In fiction, a foil is a character who contrasts with another character (usually the protagonist) in order to highlight various features of that other character's personality, throwing these characteristics into sharper focus.
A foil's complementary role may be emphasized by physical characteristics. A foil usually differs drastically. For example in Cervantes' Don Quixote, the dreamy and impractical Quixote is thin in contrast to his companion, the realistic and practical Sancho Panza, who is fat. Another popular fictional character, Sherlock Holmes, is tall and lean; his right-hand man Doctor Watson, meanwhile, is often described as "middle-sized, strongly built."

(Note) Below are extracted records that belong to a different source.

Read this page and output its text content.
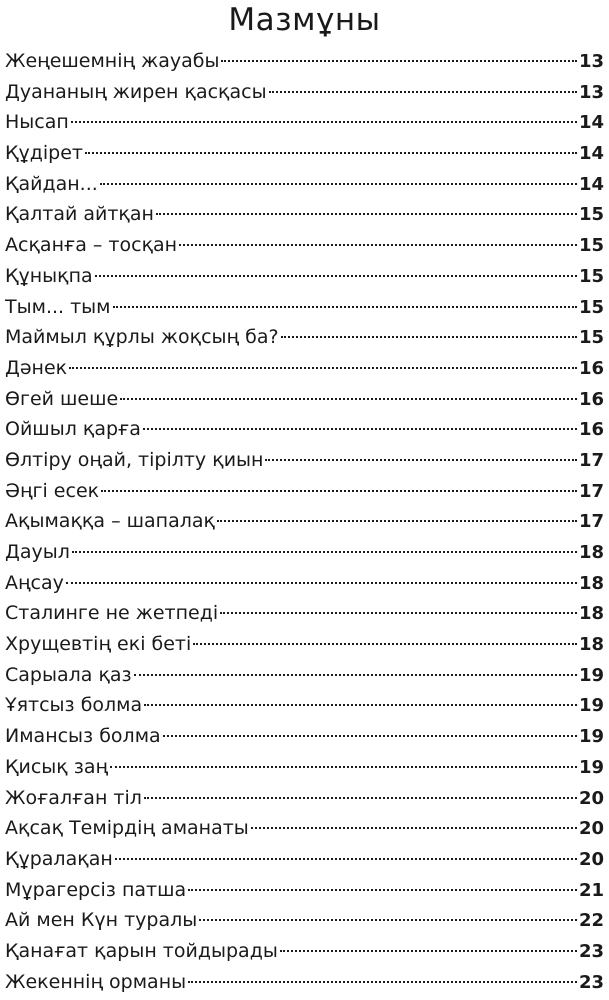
Мазмұны
Жеңешемнің жауабы	13
Дуананың жирен қасқасы	13
Нысап	14
Құдірет	14
Қайдан...	14
Қалтай айтқан	15
Асқанға – тосқан	15
Құнықпа	15
Тым... тым	15
Маймыл құрлы жоқсың ба?	15
Дәнек	16
Өгей шеше	16
Ойшыл қарға	16
Өлтіру оңай, тірілту қиын	17
Әңгі есек	17
Ақымаққа – шапалақ	17
Дауыл	18
Аңсау	18
Сталинге не жетпеді	18
Хрущевтің екі беті	18
Сарыала қаз	19
Ұятсыз болма	19
Имансыз болма	19
Қисық заң	19
Жоғалған тіл	20
Ақсақ Темірдің аманаты	20
Құралақан	20
Мұрагерсіз патша	21
Ай мен Күн туралы	22
Қанағат қарын тойдырады	23
Жекеннің орманы	23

Poetic justice is a literary device in which virtue is ultimately rewarded or vice punished, often in modern literature by an ironic twist of fate intimately related to the character's own conduct.
English drama critic Thomas Rymer coined the phrase in The Tragedies of the Last Age Considere'd (1678) to describe how a work should inspire proper moral behaviour in its audience by illustrating the triumph of good over evil. Philip Sidney, in Defense of Poetry, argued that poetic justice was, in fact, the reason that fiction should be allowed in a civilized nation.
Shakespeare’s Hamlet and Dante's Divine Comedy contain examples of poetic justice.
The dénouement comprises events between the falling action and the actual ending scene of the drama or narrative and thus serves as the conclusion of the story. Conflicts are resolved, creating normality for the characters and a sense of catharsis, or release of tension and anxiety, for the reader. Etymologically, the French word dénouement is derived from the Old French word denoer, "to untie", and from nodus, Latin for "knot." Simply put, dénouement is the unraveling or untying of the complexities of a plot.
Exemplary of a comic dénouement is the final scene of Shakespeare’s comedy As You Like It, in which couples marry, an evildoer repents, two disguised characters are revealed for all to see, and a ruler is restored to power. In Shakespeare's tragedies, the dénouement is usually the death of one or more characters.
The climax (or turning point) of a narrative work is its point of highest tension or drama or when the action starts in which the solution is given. Although it is not necessarily true, a climax is known in most forms of literature for being the final fight between the hero and villain. While this is true in most cases, the climax may be more of an epiphany the conflicted main character experiences, especially if the story does not have a villain in the first place.
The death of Caesar in Shakespeare's Julius Caesar is a well-known climax.